La Commission européenne n’a pas justifié de manière satisfaisante pourquoi elle refusait l’accès aux SMS échangés en pleine pandémie de Covid-19 entre sa présidente Ursula von der Leyen et le PDG de Pfizer, Albert Bourla, a estimé mercredi 14 mai la justice de l’Union européenne, infligeant un revers à l’exécutif bruxellois. Le Tribunal de l’Union européenne, basé à Luxembourg, « fait droit au recours » intenté par une journaliste du quotidien américain New York Times pour avoir accès à ces documents et annule l’acte par lequel la Commission a refusé cette demande. La décision a été immédiatement saluée par le journal qui y a vu « une victoire pour la transparence ». « Les communications éphémères ne peuvent échapper à la vigilance de l’examen public », a-t-il souligné.
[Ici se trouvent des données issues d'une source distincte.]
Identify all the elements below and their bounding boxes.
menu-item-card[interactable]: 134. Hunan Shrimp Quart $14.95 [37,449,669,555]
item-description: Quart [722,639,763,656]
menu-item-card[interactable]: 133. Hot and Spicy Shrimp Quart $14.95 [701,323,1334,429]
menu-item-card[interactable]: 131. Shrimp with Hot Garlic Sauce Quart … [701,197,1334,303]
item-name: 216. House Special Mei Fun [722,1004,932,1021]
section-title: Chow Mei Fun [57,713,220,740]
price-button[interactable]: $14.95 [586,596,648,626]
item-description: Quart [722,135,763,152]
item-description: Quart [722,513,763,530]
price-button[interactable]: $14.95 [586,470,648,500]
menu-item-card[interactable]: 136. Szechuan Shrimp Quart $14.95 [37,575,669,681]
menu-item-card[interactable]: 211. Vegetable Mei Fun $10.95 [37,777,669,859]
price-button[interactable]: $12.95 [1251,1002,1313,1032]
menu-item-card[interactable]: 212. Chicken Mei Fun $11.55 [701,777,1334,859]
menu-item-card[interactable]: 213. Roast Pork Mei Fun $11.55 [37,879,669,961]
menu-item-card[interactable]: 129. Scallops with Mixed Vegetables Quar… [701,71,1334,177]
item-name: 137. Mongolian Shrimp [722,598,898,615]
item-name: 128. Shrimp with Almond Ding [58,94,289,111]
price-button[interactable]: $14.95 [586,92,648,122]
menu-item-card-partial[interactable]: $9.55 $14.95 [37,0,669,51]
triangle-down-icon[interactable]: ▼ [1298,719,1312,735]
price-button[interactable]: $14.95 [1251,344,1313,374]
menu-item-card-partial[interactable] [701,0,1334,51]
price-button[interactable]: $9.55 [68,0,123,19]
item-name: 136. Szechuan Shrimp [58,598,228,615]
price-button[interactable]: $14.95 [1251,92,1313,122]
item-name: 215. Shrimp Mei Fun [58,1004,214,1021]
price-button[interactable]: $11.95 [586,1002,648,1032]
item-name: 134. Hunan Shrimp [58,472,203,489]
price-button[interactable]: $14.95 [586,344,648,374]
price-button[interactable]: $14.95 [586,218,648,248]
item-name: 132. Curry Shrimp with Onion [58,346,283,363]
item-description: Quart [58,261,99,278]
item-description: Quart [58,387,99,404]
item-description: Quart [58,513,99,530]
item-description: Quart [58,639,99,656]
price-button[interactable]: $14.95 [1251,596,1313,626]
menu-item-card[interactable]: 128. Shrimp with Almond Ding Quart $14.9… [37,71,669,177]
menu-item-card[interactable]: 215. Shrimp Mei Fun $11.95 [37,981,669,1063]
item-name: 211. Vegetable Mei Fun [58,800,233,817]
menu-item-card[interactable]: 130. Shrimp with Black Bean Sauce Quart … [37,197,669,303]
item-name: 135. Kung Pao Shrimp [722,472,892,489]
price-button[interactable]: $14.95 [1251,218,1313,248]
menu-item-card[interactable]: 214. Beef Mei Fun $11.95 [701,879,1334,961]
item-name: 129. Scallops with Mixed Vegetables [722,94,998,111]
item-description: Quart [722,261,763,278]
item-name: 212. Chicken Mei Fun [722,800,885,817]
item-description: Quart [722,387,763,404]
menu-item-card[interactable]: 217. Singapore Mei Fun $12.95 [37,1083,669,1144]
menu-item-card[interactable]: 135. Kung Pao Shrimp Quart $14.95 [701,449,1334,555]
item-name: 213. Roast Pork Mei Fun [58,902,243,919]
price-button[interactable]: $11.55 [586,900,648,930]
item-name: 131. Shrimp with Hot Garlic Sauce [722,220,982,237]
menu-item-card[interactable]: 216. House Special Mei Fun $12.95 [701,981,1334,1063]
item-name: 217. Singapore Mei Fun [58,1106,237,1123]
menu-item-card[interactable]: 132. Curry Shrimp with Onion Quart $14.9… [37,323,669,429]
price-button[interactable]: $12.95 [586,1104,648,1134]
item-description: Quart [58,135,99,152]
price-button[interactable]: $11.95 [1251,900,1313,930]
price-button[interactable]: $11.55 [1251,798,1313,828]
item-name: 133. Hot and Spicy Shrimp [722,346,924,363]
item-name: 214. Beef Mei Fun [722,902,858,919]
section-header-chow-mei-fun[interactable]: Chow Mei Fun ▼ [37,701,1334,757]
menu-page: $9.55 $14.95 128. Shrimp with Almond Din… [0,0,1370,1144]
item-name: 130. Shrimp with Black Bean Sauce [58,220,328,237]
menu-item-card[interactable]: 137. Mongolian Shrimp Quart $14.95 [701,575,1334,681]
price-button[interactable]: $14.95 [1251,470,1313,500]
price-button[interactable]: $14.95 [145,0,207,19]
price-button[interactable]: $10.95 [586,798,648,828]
Entre le 1er janvier 2021 et le 11 mai 2022, Ursula von der Leyen et Robert Bourla, le PDG de Pfizer ont échangé des SMS dont le contenu est toujours resté secret. Ils sont soupçonnés d’avoir négocié les contrats directement par ce biais, rapporte notre correspondant à Bruxelles, Pierre Benazet. Le secret sur le contenu de ces messages a donné lieu à des rumeurs diverses et variées. Certaines sphères antivax, voire complotistes, s’en sont données à cœur joie sur les réseaux sociaux. Déjà à l’époque, le contenu des contrats eux-mêmes avait soulevé des vagues de protestations de députés européens qui exigeaient de pouvoir les consulter.
Cela a notamment valu à Ursula von der Leyen d’être la cible de plusieurs plaintes, dont l’une au pénal en Belgique pour « destruction de documents publics » et « corruption », à laquelle étaient associées la Pologne et la Hongrie. Cette plainte a été déclarée irrecevable en janvier par la cour d’appel de Liège.
Un règlement européen de 2001 affirme qu’en règle générale, tous les documents des institutions devraient être accessibles au public. La presse avait donc demandé à consulter ces messages mais la Commission a toujours prétexté qu’elle n’avait pas accès à ces SMS ou qu’ils n’étaient pas « substantiels ». Les demandes ont toutes essuyé un refus, refus déjà critiqué en 2022 par la médiatrice de l’Union européenne.
La Commission « doit présenter des explications crédibles »
La cour affirme que les réponses de la Commission étaient « changeantes ou imprécises » et elle annule le refus de communiquer ces messages à la journaliste qui a déposé le recours en justice. « Dans une telle situation, la Commission ne peut pas se contenter d’affirmer qu’elle ne détient pas les documents demandés mais doit présenter des explications crédibles permettant au public et au tribunal de comprendre pourquoi ces documents sont introuvables », souligne la juridiction. Elle juge aussi que la Commission n’a pas expliqué « de manière plausible » pourquoi elle aurait estimé que les messages échangés « ne contenaient pas d’informations substantielles ».
Pour l’instant, la Commission se contente d’affirmer qu’elle a toujours respecté les règlements de transparence et elle ajoute qu’elle va adopter une nouvelle décision. Mais rien ne garantit que cette nouvelle décision consistera à publier les SMS. Certains craignent à Bruxelles que la Commission continue à louvoyer pour échapper à ses obligations de transparence.